Transient failures (network, rate limits, brief source unavailability) should retry with exponential backoff. Persistent failures (malformed records, schema mismatches) should land in a dead-letter queue, not crash the run.

async Task<T> WithRetry<T>(Func<Task<T>> op)
{
    var delay = TimeSpan.FromSeconds(2);
    for (var attempt = 1; ; attempt++)
    {
        try { return await op(); }
        catch (Exception ex) when (attempt < 5 && IsTransient(ex))
        {
            await Task.Delay(delay + TimeSpan.FromMilliseconds(Random.Shared.Next(0, 500)));
            delay = TimeSpan.FromSeconds(Math.Min(delay.TotalSeconds * 2, 60));
        }
    }
}

For dead letters: keep a side store of records that failed N times. Surface a metric and a daily report so they get attention.

Observability

Every pipeline run should emit:

  • start/end timestamps and duration;
  • counts processed, written, skipped, failed;
  • per-stage timings (read, transform, commit);
  • the resulting cursor;
  • the top N error reasons.

Forward these to your monitoring stack. The workspace's Monitoring page has the built-in dashboards; extend them with your own metrics endpoint if your pipelines run outside the workspace.

Secrets

All credentials — source-side API keys, the Curiosity ingestion token — live in a secret manager. Pipelines read them from env vars at startup. Never commit them to source. See Token scopes and Security.

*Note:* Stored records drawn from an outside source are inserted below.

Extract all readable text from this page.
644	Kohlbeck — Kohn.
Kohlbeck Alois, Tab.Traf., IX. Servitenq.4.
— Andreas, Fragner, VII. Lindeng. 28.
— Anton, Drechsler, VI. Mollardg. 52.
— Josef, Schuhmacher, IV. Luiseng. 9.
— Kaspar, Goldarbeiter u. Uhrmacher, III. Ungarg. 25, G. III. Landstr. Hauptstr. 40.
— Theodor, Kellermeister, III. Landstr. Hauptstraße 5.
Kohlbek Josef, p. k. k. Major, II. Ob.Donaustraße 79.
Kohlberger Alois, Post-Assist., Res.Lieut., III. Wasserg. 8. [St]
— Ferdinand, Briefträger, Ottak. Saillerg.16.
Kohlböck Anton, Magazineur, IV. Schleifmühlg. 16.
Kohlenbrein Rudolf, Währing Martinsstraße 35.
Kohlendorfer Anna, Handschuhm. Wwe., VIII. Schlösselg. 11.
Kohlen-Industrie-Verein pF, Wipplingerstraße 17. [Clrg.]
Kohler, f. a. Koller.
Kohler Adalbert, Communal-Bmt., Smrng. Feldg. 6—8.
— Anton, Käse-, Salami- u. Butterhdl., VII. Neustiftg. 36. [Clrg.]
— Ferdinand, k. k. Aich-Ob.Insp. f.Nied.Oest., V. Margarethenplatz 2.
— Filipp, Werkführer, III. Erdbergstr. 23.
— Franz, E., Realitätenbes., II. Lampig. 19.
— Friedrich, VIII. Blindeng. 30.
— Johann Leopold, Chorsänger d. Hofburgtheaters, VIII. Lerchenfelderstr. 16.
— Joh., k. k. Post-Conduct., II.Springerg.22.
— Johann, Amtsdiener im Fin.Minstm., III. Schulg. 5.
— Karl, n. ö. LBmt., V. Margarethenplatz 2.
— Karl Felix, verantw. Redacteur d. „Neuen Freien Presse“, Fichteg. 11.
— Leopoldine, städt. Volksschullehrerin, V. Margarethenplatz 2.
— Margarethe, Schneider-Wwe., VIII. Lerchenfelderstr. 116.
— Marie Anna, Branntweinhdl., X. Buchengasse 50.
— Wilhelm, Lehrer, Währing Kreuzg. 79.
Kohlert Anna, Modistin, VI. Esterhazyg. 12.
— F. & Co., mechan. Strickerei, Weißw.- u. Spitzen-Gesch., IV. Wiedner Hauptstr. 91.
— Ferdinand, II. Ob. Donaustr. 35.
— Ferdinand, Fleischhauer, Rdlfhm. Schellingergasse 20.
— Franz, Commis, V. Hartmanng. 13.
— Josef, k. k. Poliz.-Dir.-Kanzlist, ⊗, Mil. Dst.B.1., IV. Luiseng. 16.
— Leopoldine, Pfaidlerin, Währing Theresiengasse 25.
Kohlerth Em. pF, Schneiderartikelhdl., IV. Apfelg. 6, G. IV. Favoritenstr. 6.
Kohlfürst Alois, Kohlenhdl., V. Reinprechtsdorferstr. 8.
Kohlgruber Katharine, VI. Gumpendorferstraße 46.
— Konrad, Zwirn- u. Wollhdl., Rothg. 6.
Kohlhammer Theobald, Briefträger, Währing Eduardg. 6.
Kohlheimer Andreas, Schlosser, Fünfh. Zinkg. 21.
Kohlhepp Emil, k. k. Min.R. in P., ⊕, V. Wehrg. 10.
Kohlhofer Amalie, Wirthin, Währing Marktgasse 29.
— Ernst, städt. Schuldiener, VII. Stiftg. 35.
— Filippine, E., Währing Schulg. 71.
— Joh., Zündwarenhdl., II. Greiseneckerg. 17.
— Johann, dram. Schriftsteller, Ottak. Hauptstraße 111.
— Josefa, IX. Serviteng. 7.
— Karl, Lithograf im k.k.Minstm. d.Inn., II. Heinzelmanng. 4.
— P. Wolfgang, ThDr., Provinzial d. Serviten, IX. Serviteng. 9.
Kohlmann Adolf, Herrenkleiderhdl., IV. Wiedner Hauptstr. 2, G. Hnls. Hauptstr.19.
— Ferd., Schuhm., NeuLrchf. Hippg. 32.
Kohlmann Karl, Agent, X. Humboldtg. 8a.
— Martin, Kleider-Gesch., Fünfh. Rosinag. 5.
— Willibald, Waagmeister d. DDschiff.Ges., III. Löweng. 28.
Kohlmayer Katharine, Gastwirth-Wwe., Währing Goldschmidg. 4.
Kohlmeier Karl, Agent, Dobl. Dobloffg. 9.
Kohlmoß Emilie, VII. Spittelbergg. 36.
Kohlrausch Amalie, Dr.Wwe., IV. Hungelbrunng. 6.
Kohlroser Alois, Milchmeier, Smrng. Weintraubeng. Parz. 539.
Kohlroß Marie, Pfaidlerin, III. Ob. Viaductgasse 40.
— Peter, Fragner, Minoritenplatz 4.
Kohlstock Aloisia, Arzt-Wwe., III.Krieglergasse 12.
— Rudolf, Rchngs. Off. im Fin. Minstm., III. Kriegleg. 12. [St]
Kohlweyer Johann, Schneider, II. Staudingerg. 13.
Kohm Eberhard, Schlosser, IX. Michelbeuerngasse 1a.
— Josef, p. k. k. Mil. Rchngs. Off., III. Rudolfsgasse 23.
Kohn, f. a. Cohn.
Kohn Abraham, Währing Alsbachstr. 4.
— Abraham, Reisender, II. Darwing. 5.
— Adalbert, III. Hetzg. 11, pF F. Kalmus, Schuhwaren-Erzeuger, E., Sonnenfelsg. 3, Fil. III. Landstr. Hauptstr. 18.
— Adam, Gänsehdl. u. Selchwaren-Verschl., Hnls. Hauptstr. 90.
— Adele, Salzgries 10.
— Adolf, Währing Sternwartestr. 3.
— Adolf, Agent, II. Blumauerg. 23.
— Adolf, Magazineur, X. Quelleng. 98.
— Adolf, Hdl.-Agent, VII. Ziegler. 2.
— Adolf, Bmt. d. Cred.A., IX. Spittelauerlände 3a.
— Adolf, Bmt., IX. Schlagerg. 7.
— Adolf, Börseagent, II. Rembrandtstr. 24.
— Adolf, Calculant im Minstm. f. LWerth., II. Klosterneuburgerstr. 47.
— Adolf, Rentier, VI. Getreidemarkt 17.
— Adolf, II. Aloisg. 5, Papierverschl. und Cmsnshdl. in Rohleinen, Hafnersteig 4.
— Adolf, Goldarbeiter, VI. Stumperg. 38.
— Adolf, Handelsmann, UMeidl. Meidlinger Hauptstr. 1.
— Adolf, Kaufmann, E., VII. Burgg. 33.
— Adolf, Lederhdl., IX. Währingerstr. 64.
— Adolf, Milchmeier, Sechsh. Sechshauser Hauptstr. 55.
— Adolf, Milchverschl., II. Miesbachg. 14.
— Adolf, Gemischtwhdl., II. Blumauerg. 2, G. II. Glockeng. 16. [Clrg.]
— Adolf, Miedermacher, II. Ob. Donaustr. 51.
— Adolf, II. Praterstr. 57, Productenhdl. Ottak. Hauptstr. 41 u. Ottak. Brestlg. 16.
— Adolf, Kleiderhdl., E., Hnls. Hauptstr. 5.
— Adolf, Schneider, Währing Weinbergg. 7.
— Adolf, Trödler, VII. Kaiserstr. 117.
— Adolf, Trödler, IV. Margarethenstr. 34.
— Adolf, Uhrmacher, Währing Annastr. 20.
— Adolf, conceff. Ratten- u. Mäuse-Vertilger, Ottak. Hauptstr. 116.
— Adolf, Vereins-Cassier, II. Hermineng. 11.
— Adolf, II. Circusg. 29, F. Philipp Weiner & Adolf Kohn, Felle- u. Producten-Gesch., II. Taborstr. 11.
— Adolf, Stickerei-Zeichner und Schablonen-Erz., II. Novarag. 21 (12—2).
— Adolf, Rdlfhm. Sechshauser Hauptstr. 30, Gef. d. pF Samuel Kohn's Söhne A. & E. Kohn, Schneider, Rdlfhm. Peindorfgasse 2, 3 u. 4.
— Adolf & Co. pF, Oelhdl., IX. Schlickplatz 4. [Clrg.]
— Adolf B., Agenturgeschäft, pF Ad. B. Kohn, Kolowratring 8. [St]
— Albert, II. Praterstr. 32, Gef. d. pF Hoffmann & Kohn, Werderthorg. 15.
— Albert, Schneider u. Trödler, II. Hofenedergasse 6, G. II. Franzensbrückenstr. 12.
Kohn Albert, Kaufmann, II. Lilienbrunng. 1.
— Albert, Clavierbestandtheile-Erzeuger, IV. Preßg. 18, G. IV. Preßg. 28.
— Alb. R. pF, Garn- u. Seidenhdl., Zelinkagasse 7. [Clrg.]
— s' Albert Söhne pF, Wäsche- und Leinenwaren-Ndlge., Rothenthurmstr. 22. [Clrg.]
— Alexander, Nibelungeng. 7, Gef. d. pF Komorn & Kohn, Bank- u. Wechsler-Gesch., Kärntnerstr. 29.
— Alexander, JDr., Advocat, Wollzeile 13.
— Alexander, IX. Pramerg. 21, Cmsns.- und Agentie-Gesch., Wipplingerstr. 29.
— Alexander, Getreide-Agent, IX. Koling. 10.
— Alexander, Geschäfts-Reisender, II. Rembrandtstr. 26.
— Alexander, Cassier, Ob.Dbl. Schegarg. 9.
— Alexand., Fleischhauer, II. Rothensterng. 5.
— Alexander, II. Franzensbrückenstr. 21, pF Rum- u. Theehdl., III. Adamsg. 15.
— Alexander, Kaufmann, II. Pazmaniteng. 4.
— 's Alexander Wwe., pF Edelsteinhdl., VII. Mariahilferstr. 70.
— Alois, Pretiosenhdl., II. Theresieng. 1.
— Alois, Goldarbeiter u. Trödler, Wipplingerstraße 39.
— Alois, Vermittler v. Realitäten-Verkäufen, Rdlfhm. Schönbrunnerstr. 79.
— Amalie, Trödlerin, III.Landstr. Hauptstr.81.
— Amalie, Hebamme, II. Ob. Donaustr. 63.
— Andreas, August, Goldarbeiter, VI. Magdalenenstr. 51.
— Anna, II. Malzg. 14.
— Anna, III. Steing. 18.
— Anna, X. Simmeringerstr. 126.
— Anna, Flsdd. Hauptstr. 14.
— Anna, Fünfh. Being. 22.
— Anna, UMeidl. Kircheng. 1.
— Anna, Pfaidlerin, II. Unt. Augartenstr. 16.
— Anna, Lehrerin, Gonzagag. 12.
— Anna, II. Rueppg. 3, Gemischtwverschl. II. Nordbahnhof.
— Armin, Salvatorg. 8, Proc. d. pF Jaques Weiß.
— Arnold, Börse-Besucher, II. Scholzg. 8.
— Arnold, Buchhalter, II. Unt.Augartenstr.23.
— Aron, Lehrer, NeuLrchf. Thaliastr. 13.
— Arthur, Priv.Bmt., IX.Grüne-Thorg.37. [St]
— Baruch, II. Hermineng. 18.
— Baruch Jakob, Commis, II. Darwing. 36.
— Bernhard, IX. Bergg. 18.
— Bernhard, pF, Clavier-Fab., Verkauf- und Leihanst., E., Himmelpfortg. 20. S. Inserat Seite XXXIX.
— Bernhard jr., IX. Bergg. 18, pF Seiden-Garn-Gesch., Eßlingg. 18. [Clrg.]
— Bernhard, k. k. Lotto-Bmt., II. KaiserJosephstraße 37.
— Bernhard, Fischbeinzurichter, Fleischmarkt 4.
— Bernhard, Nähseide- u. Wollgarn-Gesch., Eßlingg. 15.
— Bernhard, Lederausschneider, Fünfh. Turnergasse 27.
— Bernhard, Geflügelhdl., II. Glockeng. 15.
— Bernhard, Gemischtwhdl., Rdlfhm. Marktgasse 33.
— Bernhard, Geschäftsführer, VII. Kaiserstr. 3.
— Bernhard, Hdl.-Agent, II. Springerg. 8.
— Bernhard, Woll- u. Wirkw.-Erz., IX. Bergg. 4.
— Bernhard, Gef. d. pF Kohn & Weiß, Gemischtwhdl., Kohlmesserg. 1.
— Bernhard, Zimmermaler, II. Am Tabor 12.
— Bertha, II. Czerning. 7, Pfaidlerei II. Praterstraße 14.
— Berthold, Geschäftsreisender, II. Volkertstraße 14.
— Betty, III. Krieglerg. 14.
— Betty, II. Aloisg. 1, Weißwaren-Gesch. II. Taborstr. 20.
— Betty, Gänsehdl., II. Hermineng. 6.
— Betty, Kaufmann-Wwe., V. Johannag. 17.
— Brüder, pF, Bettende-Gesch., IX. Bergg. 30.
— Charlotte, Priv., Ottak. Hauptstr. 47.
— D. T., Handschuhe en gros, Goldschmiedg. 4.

Promoting through environments

Same as application code:

  1. Develop against a local Workspace.
  2. Validate in staging with a representative subset of source data.
  3. Promote to production after counts, latencies, and error rates look right in staging.
  4. Roll back by reverting the connector binary and replaying from a cursor before the bad run.

See Deployment.

Operational checklist

  • Pipeline is idempotent (verified by running twice).
  • Cursor advances forward only and survives a mid-run crash.
  • Deletes in source are reflected in graph within one reconciliation cycle.
  • Retries on transient failures; dead-letter for persistent failures.
  • Metrics: count, duration, error rate, cursor lag.
  • Alerts: ingestion failure rate > 5%, cursor lag > expected SLA.
  • Secrets in a secret manager, not in source.
  • Connector binary versioned and pinned in CI.
  • Backup tested before any breaking schema change.